An Observational-Based Approach for Studying Cirrus Microphysical Properties with the Combined Use of Lidar and Polarimeter Observations

Cirrus clouds permanently cover almost half of the Earth’s surface and impact the global climate system through their role in the radiative budget. A better understanding of cirrus microphysical properties, especially the shape and size of ice crystals with observing conditions, is necessary to more accurately quantify their effects on the climate system. However, the shape of ice crystals remains a major uncertainty, due to the infinite possibilities. As such, models generally assume a random orientation of hexagonal or columnar ice crystals.

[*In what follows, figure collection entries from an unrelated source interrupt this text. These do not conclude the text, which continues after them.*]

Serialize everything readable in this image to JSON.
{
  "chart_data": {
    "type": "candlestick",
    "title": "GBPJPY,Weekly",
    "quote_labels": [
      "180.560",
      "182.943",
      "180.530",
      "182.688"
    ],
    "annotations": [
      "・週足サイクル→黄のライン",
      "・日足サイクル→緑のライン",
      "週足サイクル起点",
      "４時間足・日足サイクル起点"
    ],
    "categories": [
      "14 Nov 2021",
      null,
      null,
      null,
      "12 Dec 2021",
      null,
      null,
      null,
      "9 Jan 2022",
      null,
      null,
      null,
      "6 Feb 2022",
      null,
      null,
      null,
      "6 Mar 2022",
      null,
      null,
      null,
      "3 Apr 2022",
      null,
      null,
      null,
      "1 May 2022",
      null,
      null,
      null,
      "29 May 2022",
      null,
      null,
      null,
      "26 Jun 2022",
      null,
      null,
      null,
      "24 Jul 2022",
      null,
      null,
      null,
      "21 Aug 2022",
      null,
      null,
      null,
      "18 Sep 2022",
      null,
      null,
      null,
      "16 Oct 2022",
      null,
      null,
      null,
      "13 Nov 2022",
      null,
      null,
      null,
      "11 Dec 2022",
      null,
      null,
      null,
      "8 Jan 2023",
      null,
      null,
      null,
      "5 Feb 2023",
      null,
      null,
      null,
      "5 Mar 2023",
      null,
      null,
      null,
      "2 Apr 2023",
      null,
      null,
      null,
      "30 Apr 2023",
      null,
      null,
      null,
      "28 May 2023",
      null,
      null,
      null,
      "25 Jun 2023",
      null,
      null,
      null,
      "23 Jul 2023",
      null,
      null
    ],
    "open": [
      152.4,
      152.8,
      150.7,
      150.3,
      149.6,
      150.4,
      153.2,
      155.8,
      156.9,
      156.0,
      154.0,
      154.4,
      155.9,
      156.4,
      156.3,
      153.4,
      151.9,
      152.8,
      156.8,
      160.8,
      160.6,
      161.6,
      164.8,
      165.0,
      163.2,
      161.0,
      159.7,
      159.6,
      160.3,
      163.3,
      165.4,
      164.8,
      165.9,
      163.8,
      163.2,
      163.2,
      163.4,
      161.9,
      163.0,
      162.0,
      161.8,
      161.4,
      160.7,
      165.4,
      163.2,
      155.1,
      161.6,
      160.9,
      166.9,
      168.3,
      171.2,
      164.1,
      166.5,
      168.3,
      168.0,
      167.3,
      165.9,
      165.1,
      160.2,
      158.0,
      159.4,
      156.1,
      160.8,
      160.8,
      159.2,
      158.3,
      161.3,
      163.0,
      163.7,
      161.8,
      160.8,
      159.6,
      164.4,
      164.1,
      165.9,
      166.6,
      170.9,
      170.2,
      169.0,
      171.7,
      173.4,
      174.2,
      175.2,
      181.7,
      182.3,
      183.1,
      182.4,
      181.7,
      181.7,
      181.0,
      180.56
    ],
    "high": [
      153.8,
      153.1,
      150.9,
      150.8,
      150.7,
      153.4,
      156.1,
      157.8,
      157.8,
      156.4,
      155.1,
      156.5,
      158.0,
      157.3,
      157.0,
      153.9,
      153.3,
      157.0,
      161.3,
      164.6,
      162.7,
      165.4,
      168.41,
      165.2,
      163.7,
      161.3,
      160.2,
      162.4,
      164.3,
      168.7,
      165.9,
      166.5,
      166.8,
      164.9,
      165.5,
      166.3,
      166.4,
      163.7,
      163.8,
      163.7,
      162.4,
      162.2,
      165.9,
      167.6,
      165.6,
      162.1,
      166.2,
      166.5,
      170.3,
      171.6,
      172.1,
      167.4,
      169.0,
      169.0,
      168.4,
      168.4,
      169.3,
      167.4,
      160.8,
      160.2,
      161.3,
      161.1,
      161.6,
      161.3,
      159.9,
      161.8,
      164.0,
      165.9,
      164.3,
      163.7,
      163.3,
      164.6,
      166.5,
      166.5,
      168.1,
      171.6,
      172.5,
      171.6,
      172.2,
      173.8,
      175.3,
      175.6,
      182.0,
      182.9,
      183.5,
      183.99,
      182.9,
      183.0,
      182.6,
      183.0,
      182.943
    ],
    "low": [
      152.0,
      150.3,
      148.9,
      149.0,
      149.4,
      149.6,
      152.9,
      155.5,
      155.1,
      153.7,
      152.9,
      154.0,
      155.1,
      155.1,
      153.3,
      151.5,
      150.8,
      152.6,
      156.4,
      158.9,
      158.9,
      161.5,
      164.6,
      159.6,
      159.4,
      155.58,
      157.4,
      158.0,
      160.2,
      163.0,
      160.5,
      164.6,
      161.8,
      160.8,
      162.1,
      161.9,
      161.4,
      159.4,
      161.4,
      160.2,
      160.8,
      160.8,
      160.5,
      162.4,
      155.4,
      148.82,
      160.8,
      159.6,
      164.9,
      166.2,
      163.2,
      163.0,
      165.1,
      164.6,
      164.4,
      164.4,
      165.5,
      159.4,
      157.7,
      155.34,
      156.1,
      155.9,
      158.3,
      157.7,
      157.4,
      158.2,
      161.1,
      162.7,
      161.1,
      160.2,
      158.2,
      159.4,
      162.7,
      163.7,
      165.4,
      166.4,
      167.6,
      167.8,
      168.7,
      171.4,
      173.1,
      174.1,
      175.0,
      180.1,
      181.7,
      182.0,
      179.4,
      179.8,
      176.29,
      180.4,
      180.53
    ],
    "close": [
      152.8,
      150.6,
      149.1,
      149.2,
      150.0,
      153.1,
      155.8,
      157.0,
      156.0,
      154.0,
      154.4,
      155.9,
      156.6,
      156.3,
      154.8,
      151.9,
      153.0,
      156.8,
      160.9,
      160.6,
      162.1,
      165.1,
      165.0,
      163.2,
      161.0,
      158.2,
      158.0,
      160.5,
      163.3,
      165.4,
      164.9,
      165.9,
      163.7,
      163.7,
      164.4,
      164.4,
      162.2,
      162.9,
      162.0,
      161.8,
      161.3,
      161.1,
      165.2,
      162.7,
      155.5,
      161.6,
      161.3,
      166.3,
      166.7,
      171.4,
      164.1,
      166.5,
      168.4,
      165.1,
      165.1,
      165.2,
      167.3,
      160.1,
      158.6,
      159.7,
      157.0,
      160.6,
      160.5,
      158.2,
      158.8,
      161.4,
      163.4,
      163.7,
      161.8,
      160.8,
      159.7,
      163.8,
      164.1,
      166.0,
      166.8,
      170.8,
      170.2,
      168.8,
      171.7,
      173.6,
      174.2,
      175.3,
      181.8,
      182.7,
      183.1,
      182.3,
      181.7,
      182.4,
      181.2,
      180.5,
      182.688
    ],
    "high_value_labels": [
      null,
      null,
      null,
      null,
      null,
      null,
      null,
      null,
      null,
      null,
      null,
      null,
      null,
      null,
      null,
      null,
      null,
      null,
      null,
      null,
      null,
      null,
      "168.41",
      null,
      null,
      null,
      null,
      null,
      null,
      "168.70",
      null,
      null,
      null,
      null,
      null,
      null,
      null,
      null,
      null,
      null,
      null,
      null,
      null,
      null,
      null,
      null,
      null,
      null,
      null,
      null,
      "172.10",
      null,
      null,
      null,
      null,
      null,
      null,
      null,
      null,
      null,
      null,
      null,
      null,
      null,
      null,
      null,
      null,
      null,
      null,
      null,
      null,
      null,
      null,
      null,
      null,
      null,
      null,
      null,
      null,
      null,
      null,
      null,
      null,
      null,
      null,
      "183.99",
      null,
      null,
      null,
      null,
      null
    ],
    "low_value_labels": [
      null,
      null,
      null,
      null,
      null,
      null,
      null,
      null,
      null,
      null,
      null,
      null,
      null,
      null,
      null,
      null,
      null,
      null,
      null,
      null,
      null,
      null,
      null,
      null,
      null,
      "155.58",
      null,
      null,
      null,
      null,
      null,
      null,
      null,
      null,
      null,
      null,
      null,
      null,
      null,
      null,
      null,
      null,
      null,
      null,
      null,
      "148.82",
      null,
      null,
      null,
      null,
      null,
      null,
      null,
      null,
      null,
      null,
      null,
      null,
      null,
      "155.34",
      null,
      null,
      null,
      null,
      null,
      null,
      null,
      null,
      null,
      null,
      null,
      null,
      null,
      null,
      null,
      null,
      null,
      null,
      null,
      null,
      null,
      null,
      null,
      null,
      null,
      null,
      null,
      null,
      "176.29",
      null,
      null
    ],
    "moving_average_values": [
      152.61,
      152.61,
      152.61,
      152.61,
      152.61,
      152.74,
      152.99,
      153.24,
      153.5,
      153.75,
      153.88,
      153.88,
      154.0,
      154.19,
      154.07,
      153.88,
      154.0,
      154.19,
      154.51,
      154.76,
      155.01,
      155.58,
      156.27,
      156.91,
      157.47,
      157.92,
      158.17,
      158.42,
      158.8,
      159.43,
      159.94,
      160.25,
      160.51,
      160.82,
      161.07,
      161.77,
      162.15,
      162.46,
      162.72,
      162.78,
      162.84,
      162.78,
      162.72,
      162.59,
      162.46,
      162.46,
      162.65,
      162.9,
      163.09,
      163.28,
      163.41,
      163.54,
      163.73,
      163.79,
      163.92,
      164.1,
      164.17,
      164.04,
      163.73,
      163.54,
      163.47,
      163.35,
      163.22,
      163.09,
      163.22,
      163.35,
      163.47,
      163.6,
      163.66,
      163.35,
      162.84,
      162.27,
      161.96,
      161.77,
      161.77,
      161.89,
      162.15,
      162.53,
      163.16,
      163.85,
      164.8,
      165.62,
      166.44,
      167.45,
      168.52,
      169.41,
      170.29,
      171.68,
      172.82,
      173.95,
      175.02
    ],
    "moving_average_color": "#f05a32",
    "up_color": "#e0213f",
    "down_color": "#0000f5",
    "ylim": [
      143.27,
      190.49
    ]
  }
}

This study aims to quantify microphysical properties of cirrus clouds utilizing coincident lidar and polarimeter aircraft data collected during the Studies of Emissions and Atmospheric Composition, Clouds and Climate Coupling (SEAC⁴RS), Aerosol Characterization from Polarimeter and Lidar (ACEPOL), and Polarimeter Definition Experiment (PODEX) campaigns. TheCloud Physics Lidar (CPL) flown onboard NASA’s ER-2 aircraft uses backscatter and depolarization products at multiple wavelengths to classify clouds and aerosols with high temporal and spatial resolution. Additionally, airborne polarimeters such as the Research Scanning Polarimeter (RSP) enable the retrieval of cirrus microphysical properties by measuring the radiance and state of polarization of light. Using coincident observations from lidar and polarimeter, the relationships between depolarization ratio, effective radius and environmental parameters such as temperature and relative humidity are studied and are further inter-compared with radiative transfer model-based analyses.